Leading Shiite Rejects Making Changes to Iraqi Charter
BAGHDAD, Iraq, Jan. 11 - Iraq's most powerful Shiite leader today rejected making major changes to the new constitution, dealing a blow to Sunni Arab hopes of amending the charter to avoid being shut out of the nation's vast oil wealth.It appears there is no place in the government for the Sunnis who have controlled the country for over 70 years. This is certainly bad news for the Bush administration.
Sunni Arabs were reluctant to sign on to the constitution last fall, fearing that provisions granting wide powers to autonomous regions would leave oil in the hands of Kurds in the north and Shiites in the south.

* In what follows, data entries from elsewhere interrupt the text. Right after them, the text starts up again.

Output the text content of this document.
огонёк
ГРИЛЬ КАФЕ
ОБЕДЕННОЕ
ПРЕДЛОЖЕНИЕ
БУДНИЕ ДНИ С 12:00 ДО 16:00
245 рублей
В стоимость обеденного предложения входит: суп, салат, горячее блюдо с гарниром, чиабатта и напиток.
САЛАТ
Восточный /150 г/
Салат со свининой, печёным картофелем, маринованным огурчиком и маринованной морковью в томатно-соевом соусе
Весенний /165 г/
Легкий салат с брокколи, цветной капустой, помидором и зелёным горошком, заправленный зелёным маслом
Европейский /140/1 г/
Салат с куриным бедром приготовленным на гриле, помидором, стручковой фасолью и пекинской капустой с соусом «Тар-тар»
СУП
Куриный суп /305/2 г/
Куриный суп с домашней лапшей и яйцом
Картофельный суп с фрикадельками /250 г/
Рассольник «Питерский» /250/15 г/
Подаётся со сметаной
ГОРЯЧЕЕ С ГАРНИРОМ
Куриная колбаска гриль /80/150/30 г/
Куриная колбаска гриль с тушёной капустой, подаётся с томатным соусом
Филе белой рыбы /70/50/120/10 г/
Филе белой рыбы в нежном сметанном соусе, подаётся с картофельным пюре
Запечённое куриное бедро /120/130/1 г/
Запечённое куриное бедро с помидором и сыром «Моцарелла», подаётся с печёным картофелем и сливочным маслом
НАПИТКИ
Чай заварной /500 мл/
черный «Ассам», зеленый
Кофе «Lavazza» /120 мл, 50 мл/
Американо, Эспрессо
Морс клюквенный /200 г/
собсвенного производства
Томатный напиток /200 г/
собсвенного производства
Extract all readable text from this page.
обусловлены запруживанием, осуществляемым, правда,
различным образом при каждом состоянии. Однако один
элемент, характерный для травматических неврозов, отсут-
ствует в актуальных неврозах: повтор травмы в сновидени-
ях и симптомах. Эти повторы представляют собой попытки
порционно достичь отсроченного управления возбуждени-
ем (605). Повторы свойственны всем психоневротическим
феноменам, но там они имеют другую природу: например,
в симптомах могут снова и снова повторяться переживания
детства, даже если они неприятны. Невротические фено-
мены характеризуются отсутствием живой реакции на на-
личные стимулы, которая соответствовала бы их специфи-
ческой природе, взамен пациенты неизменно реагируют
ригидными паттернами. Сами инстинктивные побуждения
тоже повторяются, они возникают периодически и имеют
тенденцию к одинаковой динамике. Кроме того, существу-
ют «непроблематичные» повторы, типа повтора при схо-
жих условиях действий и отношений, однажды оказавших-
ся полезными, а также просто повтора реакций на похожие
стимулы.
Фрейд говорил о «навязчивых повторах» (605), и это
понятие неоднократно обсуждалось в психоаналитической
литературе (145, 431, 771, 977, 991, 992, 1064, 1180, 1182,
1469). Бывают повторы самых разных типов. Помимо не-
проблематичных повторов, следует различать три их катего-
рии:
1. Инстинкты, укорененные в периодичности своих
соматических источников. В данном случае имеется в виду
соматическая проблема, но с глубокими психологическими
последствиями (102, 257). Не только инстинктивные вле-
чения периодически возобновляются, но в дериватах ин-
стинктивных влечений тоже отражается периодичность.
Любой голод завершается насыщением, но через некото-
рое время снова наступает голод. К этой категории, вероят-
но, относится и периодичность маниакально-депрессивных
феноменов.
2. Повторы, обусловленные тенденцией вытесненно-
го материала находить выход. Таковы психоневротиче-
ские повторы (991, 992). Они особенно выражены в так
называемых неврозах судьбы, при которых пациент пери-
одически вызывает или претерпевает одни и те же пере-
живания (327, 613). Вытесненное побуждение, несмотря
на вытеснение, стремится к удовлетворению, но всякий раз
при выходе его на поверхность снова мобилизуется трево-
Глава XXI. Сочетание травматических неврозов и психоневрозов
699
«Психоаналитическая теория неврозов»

The Sunnis dominate in western and much of northwestern and north-central Iraq, but the oil lies beneath Kurdistan and portions of southern Iraq that one day may be subsumed in a similar semi-independent region controlled by Shiites.
As a carrot for the Sunni Arabs, the constitution was amended before its successful October referendum so legislators elected in the national ballot last month could alter it with a two-thirds vote. Some Shiites also voiced a willingness to negotiate with Sunnis on amendments to the charter.
But today Abdul Aziz al-Hakim, leader of the Supreme Council for Islamic Revolution in Iraq, vowed to give no ground on crucial portions of the constitution.
Desperate to deflate the Sunni-dominated insurgency, American officials are pushing Shiites to accept changes to the constitution. The American ambassador to Iraq, Zalmay Khalilzad, wrote in The Wall Street Journal on Monday that the charter "will likely need to be amended in the coming year to broaden support." He cited compromises "on some substantive issues such as federalization in Arab regions of Iraq."